The door opened, and John Tremayne walked in.
Bessie looked at John triumphantly. “I was just telling Master that we signed a will that Mrs. Palfrey wrote—the day she died, it was.”
John looked at her stolidly. “I never signed anything,” he said.
“That you didn't,” said Bessie scornfully, “you not being able to write. But you made your mark!”
Had Bessie told him that the will was one leaving everything to Felicity, John would have changed his tune. But he thought it was only that bit about the jewels he had witnessed, and Mr. Palfrey must never know about the jewels.
“I neither made my mark nor know anything about any will,” said John firmly.
Color began to tinge Mr. Palfrey's cheeks. He had been about to fire John as well, never having liked the relic of the Channing dynasty who had come to the castle as a little stable boy when old Mr.
Channing was still alive, but the fellow was obviously beautifully stupid, and just what he, Mr. Palfrey, needed.
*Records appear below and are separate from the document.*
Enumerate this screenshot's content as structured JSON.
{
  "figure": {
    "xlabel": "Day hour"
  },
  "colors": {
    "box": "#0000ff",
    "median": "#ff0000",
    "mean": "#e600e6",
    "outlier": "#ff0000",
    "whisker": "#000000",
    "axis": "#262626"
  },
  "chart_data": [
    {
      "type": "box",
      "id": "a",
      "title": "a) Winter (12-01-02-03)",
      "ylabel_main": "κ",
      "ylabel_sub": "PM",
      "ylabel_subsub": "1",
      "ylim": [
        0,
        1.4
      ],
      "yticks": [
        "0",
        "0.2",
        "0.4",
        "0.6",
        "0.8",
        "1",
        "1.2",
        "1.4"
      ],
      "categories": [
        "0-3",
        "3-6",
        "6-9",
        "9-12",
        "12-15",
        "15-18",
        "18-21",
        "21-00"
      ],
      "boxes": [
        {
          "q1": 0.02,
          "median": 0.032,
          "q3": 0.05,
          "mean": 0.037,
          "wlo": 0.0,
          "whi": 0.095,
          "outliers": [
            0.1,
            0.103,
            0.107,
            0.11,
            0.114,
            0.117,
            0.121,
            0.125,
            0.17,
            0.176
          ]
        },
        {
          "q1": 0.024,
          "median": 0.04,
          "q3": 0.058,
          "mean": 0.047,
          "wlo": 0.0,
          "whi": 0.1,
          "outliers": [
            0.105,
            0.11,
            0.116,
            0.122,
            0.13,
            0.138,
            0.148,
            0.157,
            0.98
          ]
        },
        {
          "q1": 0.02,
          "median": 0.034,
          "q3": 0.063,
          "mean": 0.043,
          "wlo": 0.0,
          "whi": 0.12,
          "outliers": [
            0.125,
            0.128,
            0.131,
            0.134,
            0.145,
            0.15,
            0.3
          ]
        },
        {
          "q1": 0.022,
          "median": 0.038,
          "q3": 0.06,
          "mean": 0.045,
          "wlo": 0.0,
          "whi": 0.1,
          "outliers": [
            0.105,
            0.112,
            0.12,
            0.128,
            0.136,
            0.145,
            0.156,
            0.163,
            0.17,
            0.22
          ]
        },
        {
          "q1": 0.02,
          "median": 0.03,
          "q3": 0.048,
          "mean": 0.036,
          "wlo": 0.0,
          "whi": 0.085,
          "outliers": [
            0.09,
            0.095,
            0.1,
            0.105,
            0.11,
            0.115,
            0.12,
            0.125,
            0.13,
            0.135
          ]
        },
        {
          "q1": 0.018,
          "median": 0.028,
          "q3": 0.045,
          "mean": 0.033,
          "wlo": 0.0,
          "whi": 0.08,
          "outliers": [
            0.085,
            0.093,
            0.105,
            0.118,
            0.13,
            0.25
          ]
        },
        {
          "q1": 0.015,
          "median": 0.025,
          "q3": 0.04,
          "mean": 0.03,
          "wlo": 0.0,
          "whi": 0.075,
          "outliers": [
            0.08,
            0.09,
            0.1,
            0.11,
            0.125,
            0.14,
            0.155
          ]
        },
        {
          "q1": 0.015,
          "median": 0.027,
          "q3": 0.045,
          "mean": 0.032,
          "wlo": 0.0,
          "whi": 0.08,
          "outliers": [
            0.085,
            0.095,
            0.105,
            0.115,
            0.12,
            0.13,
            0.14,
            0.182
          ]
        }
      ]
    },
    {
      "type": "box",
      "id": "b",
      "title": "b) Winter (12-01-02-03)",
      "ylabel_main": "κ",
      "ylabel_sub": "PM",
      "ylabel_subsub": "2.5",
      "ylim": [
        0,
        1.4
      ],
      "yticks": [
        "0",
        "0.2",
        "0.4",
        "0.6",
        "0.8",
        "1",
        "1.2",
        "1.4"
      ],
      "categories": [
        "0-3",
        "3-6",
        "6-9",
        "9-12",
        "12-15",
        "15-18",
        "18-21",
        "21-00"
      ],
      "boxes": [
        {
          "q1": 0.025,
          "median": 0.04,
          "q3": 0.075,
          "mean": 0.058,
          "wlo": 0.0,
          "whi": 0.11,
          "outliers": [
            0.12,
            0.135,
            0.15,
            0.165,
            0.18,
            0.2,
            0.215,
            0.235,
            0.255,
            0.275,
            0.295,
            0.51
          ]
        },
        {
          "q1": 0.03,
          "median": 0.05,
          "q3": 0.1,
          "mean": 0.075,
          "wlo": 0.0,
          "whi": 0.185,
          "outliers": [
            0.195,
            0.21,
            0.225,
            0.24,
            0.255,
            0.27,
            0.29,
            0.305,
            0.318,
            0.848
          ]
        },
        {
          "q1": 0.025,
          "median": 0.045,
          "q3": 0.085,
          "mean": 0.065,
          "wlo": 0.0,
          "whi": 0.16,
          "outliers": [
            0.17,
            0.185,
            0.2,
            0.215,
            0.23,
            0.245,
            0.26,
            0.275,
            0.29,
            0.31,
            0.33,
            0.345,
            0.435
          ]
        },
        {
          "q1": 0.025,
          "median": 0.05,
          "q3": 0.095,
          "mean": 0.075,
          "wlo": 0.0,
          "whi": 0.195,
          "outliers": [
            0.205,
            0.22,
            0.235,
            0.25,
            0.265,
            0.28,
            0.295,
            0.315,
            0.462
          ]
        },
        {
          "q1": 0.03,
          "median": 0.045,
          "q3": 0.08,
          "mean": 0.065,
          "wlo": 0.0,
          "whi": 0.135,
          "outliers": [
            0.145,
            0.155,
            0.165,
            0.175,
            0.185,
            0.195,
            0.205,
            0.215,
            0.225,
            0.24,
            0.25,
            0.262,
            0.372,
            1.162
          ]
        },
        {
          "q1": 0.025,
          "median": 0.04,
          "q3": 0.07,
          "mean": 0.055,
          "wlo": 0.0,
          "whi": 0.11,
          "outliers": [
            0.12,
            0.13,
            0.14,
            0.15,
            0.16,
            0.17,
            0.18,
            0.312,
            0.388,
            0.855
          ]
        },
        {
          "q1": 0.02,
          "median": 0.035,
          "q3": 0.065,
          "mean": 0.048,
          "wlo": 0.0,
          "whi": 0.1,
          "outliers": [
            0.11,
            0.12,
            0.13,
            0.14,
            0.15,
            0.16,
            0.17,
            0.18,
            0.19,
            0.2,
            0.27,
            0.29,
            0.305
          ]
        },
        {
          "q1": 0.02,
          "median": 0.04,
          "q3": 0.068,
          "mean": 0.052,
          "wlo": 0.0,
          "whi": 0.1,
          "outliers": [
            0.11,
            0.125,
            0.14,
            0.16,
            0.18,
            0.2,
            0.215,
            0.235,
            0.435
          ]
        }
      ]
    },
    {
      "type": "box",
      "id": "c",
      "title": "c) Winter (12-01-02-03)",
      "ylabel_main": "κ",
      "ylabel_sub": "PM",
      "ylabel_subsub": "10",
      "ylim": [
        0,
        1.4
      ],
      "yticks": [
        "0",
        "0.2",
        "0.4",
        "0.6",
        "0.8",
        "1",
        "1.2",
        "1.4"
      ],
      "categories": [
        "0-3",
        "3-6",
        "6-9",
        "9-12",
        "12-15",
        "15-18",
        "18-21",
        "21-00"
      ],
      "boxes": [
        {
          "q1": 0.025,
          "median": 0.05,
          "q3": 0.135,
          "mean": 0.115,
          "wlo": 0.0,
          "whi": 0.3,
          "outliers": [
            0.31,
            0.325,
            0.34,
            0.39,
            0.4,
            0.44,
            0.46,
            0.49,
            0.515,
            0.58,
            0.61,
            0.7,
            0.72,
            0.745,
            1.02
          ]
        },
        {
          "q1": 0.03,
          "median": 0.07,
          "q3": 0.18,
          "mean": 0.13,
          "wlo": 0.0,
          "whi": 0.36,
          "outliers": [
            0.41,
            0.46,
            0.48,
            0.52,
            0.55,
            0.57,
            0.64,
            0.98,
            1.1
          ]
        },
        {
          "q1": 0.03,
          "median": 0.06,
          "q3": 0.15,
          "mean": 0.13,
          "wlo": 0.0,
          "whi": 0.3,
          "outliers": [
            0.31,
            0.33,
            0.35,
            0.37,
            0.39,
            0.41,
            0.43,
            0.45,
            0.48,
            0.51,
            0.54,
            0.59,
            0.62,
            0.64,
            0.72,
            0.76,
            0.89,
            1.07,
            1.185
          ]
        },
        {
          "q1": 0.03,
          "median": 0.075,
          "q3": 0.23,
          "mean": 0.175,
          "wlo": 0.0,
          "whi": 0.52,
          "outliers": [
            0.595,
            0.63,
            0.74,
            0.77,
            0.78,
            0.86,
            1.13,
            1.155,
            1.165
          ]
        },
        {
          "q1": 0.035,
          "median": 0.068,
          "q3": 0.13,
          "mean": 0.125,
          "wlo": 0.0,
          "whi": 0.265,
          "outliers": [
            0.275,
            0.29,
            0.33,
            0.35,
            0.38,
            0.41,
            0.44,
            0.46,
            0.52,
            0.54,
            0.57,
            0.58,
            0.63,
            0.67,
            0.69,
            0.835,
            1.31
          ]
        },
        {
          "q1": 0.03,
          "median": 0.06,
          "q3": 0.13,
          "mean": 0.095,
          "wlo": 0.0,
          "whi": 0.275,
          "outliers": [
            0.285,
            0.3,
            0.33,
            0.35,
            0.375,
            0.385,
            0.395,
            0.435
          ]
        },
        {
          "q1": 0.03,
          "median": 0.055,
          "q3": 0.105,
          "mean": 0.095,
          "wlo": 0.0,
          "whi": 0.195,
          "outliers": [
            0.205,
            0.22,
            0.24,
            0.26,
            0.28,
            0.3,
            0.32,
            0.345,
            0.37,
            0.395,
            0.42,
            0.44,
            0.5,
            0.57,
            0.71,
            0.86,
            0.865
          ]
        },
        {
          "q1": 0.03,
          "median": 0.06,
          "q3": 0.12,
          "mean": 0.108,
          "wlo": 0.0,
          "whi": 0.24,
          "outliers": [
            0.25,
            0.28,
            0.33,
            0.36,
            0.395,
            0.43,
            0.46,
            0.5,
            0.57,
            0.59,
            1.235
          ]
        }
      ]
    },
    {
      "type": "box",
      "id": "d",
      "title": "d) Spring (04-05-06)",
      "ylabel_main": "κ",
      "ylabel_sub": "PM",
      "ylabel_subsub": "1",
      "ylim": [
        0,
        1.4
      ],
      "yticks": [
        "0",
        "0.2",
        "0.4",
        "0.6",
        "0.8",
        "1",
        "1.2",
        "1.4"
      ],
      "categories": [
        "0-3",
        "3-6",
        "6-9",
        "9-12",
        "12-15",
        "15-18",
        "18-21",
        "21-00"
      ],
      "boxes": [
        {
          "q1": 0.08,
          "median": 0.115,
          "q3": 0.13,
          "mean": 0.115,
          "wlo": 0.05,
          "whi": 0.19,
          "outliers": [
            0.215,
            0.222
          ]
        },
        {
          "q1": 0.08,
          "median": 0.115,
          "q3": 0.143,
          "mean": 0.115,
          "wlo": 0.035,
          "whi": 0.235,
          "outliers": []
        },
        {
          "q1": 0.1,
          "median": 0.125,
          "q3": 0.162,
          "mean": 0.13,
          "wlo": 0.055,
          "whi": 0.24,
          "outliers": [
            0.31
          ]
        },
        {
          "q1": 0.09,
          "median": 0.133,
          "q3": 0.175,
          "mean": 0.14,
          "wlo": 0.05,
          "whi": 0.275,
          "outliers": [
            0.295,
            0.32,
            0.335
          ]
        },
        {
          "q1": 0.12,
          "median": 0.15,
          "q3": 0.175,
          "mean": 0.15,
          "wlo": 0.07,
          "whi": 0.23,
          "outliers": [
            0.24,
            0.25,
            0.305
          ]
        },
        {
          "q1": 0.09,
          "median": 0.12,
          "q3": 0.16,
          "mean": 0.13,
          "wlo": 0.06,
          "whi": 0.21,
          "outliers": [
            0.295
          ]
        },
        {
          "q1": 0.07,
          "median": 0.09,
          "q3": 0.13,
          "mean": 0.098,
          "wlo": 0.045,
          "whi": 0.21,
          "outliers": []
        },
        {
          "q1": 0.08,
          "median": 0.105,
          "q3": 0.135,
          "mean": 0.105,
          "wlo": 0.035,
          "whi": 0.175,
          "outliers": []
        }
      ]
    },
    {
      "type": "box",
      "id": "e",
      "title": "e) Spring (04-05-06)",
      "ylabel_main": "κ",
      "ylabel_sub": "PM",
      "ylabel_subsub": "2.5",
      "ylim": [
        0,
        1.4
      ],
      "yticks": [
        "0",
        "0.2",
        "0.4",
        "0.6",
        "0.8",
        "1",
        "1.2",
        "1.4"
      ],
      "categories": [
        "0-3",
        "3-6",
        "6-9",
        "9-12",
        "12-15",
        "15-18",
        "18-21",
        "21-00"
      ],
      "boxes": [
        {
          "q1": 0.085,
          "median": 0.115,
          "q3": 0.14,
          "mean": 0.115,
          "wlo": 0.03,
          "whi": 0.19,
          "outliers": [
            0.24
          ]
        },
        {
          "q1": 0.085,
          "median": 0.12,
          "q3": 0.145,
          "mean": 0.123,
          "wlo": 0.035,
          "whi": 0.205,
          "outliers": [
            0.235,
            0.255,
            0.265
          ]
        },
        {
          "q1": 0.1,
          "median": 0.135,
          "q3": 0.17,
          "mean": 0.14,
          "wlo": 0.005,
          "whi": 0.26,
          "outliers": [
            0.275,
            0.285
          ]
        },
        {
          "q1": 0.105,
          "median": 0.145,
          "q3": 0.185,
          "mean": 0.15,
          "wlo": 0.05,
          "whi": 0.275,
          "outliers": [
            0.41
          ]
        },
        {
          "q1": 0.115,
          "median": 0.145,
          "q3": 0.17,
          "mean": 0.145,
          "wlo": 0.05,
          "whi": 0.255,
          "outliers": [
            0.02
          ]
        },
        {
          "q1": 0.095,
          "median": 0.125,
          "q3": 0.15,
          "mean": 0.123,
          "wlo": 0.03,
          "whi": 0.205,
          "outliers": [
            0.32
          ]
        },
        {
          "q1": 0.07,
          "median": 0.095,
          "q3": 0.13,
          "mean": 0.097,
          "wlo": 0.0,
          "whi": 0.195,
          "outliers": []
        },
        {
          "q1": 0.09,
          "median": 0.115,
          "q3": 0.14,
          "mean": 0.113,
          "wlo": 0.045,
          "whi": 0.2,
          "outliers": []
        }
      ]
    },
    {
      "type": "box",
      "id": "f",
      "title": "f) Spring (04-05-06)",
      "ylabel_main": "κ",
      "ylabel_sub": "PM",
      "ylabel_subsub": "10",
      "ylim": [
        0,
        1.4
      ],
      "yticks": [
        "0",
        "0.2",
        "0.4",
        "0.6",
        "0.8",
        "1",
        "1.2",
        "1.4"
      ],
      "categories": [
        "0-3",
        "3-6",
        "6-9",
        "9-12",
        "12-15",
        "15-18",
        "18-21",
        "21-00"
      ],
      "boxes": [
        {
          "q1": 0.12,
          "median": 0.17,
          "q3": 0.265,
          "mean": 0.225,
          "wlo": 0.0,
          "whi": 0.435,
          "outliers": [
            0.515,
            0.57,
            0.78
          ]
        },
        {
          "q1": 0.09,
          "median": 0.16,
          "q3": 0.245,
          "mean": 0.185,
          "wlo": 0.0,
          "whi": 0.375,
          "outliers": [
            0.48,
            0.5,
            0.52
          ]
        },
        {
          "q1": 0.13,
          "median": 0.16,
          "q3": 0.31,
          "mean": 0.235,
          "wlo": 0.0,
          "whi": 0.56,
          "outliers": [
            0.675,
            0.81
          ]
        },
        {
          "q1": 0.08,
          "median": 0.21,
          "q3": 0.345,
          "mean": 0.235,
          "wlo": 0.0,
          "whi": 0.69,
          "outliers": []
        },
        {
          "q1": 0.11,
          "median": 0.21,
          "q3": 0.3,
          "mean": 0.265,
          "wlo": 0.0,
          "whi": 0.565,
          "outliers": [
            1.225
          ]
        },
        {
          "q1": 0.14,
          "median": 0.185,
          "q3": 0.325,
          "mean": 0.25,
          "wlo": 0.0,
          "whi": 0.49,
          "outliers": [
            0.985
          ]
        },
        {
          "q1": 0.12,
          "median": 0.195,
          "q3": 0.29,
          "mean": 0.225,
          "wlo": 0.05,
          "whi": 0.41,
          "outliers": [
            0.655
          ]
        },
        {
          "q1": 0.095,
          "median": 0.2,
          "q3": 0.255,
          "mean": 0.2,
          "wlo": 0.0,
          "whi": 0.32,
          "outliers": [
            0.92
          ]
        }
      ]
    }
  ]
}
“There you are,” said Mr. Palfrey pompously, beginning to stride up and down. “You may pack your things and leave this day, Bessie.”
Bessie looked from one to the other, appalled. Without John to back her, she had no proof there ever was a will.
John started. “I did not know you were getting rid of Bessie, Master,” he said. “She is a good maid, and
‘tis hard to find work hereabouts.”
“That is not my concern,” said Mr. Palfrey, fortifying himself with a pinch of snuff.
John hesitated, almost tempted to tell the truth, because the dismissal of Bessie had shocked him. But two things, apart from loyalty to Felicity, made him stay quiet.
The first was that he had overheard Bessie joking with one of the other maids only a week before. The maid had been teasing Bessie, saying John Tremayne was sweet on her, and Bessie had tossed her head and replied that she could do better for herself and had done nothing to encourage the attentions of an old and smelly groom like John Tremayne. John, a wiry man in his forties with a pleasant, weatherbeaten Celtic face, had been badly hurt by the insult.
Added to that, he now surprised a look of cunning and greed in Bessie's eyes that changed her appearance entirely, making her look almost sinister.